Orçamento 2020 prevê mais de 51 mil vagas

A sanção do Orçamento de 2020 pelo presidente Jair Bolsonaro, publicada nesta segunda-feira (20) no Diário Oficial da União, trouxe ânimo novo para quem sonha em ingressar no serviço público. O documento prevê a criação de 5.575 novos cargos para a administração federal, nos poderes Executivo, Legislativo e Judiciário; bem como o provimento de 45.816 postos.

Esse número é bem superior ao previsto inicialmente. O Projeto de Lei Orçamentária Anual, encaminhado ao Congresso Nacional em agosto, trazia a criação de 2 mil cargos e o provimento de 32 mil vagas. As discussões do orçamento no congresso resultaram, portanto, em um incremento das oportunidades para os concurseiros.

As vagas previstas no orçamento podem ser preenchidas mediante novos concursos públicos ou por meio de seleções já realizadas e que estejam dentro da validade.

Vagas nos diferentes poderes

Como esperado, a maioria dos postos criados e dos provimentos autorizados concentra-se no Poder Executivo. A LOA traz a possibilidade de criação de 3.140 cargos e de convocação de 43.568 novos servidores. Esse quantitativo envolve tanto as carreiras civis quanto as miliares.

Já o Judiciário conta agora com orçamento para a criação de 1.417 postos e o provimento de 1.871 vagas. A maior parte desses cargos para provimento encontra-se na Justiça Eleitoral. Vale lembrar que 2020 é ano de eleições municipais, previstas para 04 de outubro.
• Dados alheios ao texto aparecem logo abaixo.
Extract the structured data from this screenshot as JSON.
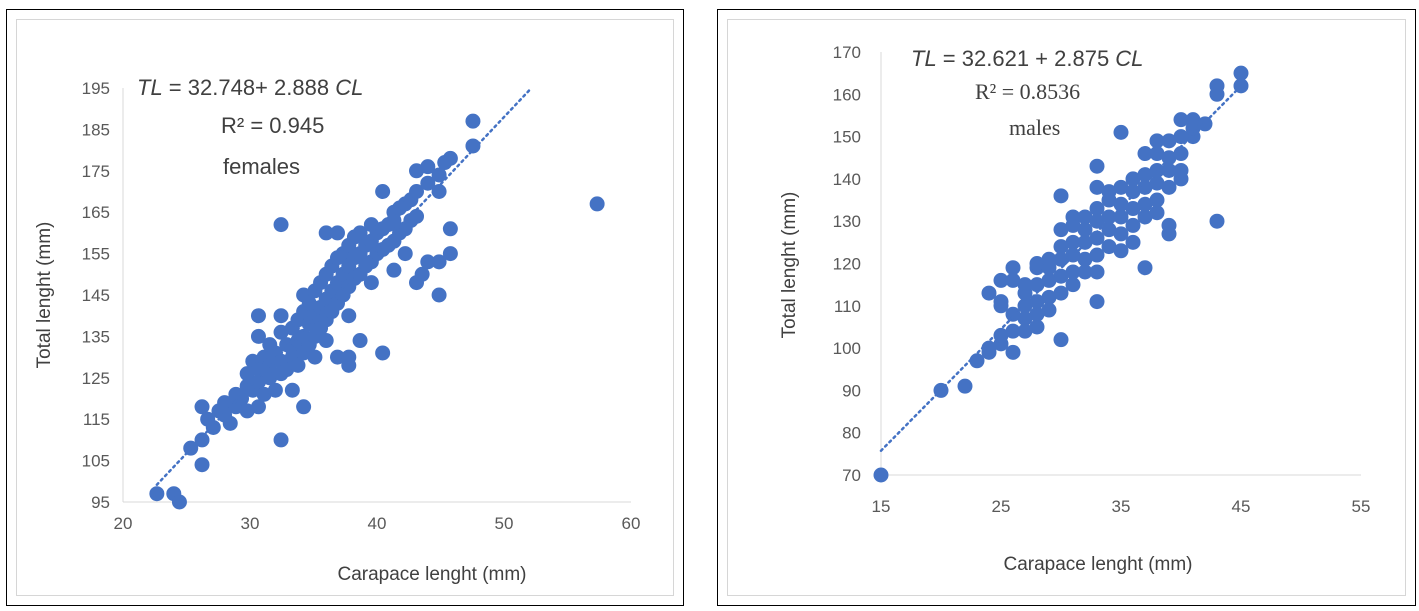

Outro destaque é a Defensoria Pública da União, que tem orçamento próprio, e recebeu a designação de orçamento para a criação de 811 cargos efetivos, decorrentes do PL 7.922 de 2014. Também há previsão de 200 novos cargos e funções comissionados e provimento de 205 cargos.

O Legislativo, por sua vez, tem previsão orçamentária para criação de 7 cargos e provimento de 77 postos para a Câmara dos Deputados; 40 provimentos para o Senado Federal e 30 provimentos para o Tribunal de Contas da União.

Expectativa

Apesar do momento de contenção de gastos, o Governo Federal já anunciou que não poderá deixar de promover concursos nos próximos anos. Isso porque, com a reforma da previdência, há a expectativa é que até 50% dos servidores solicite aposentadoria entre 2020 e 2025. Parte desse contingente deverá ser substituído pelo que o ministro da Economia, Paulo Guedes, chamou de “choque de digitalização do setor público”. A outra parte, contudo, deverá ser reposta com seleções para novos servidores.

O Governo também esclareceu quais serão as áreas consideradas estratégicas e que, portanto, concentrarão a maior parte das contratações de pessoal. São elas: Jurídico, Tecnologia da Informação e Receita.

Mas vale destacar que diversos órgãos, de setores distintos, já solicitaram autorização para realizarem novos processos seletivos. Banco Central (Bacen), Polícia Rodoviária Federal (PRF), Departamento Penitenciário Nacional (Depen) e Instituto Nacional do Seguro Social (INSS) são alguns deles.

É importante lembrar que a previsão orçamentária não configura uma autorização para contratar. Para realizar novas seleções e convocações, os órgãos dependentes devem solicitar o aval do governo.